Observation of Hematologic Improvement with Luspatercept in Patients with Anemia from Diverse Hematologic Disorders: A Single-Center Retrospective Clinical Analysis

Guokai  Zhang; Jiawei  Wang; Bilal  Ahmad; Lei  Deng; Qianqian  Xiao; Zhipeng  Li; Yixi  Hou; Wenjun  Li; Xiaochen  Song; Xiaolin  Yu; Fang  Zhou

doi:10.18502/ijhoscr.v20i2.21778

Guokai Zhang Department of Hematology, the 960th Hospital of the People's Liberation Army Joint Logistics Support Force, Jinan, China
Jiawei Wang Shandong University of Traditional Chinese Medicine, Jinan, China
Bilal Ahmad Henan University of Traditional Chinese Medicine, Zhengzhou, Henan, China
Lei Deng Department of Hematology, the 960th Hospital of the People's Liberation Army Joint Logistics Support Force, Jinan, China
Qianqian Xiao Department of Hematology, the 960th Hospital of the People's Liberation Army Joint Logistics Support Force, Jinan, China
Zhipeng Li Department of Hematology, the 960th Hospital of the People's Liberation Army Joint Logistics Support Force, Jinan, China
Yixi Hou Department of Hematology, the 960th Hospital of the People's Liberation Army Joint Logistics Support Force, Jinan, China
Wenjun Li Department of Hematology, the 960th Hospital of the People's Liberation Army Joint Logistics Support Force, Jinan, China
Xiaochen Song Department of Hematology, the 960th Hospital of the People's Liberation Army Joint Logistics Support Force, Jinan, China
Xiaolin Yu Department of Hematology, the 960th Hospital of the People's Liberation Army Joint Logistics Support Force, Jinan, China
Fang Zhou Department of Hematology, the 960th Hospital of the People's Liberation Army Joint Logistics Support Force, Jinan, China

DOI: https://doi.org/10.18502/ijhoscr.v20i2.21778

Keywords: Luspatercept; Anemia; β-thalassemia; Myelodysplastic syndromes (MDS); Erythroid response; Hematologic improvement; Retrospective study

Abstract

Background: Anemia is a common clinical condition in hematology, associated with diverse etiologies and treatment strategies, many of which have notable limitations. Luspatercept, a novel erythroid maturation agent, has shown promise in treating anemia, particularly in patients with β-thalassemia and myelodysplastic syndromes (MDS). This study aimed to evaluate the real-world hematologic effectiveness of luspatercept across various anemia subtypes.
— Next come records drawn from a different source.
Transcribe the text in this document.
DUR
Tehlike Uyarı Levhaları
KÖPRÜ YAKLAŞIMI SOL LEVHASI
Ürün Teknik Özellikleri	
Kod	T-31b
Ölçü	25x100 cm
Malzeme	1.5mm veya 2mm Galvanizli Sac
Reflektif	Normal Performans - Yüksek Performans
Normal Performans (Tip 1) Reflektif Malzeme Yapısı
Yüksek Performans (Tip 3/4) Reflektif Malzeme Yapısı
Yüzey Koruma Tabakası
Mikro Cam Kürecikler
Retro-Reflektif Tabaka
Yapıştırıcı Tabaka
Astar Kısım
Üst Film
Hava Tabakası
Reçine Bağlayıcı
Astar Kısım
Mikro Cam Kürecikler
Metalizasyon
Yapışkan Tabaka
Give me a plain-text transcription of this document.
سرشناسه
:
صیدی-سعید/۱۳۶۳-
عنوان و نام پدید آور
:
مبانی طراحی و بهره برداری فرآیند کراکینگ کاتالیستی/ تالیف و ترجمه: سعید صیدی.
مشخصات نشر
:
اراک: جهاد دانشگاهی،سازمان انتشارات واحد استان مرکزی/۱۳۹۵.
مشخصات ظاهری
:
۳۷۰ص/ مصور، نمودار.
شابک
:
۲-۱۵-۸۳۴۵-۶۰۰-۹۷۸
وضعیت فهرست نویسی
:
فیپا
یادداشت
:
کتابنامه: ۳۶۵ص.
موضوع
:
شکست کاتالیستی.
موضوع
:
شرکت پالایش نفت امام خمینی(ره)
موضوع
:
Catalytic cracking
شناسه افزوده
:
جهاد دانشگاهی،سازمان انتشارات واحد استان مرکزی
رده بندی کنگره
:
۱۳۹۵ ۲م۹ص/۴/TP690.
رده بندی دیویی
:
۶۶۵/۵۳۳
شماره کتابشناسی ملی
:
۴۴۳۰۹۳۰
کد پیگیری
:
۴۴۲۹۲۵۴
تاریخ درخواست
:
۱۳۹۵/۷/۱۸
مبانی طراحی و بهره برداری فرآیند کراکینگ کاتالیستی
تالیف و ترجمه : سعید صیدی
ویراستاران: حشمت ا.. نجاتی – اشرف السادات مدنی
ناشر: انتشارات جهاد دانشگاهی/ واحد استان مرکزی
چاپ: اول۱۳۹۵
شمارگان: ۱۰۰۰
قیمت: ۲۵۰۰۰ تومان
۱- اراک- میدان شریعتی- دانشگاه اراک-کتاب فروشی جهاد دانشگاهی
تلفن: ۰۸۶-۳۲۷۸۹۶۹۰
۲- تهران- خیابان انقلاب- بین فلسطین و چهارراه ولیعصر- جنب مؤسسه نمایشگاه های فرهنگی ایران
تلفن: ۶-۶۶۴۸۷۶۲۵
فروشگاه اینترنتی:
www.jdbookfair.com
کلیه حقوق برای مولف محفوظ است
Materials and Methods: A retrospective observational study was conducted on 22 patients with anemia of different origins—MDS, post-hematopoietic stem cell transplantation (HSCT), aplastic anemia (AA), and T-cell large granular lymphocytic leukemia (T-LGLL)—who received luspatercept therapy at the 960th Hospital from June 2023 to January 2025. Hematologic improvement was assessed using the International Working Group (IWG) 2018 criteria for erythroid response (HI-E). Pre- and post-treatment changes in hemoglobin (Hb), reticulocyte percentage (RET %), and absolute reticulocyte count (RET #) were analyzed using the Wilcoxon Signed-Rank Test. Multivariate regression was employed to control for age, gender, and disease severity. Statistical significance was set at P ≤ 0.05, and all analyses were performed using SPSS version 27.0.

Results: Among the 22 patients, 10 (45.5%) had MDS (5 low-risk, 5 intermediate-to-high-risk), 6 (27.3%) post-HSCT anemia, 4 (18.2%) AA, and 2 (9%) T-LGLL. A total of 16 patients (72.7%) achieved a clinically meaningful erythroid response. Seven (43.8%) of these remained transfusion-independent until the last follow-up, with a median duration of 19.5 weeks (range: 8.6–47). Median time to initial response was 3.86 weeks (range: 0.57–25.57). Significant increases were observed in Hb (P < 0.001) and RET # (P = 0.001), while the increase in RET % did not reach statistical significance (P = 0.088). These findings support the efficacy of luspatercept in promoting erythropoiesis and improving anemia in a heterogeneous patient population.

Conclusion: Luspatercept demonstrated significant hematologic improvement, particularly in hemoglobin levels, in patients with anemia from various hematologic disorders. These results support its broader therapeutic potential. Future multicenter, prospective studies are warranted to validate its role in treating other forms of anemia.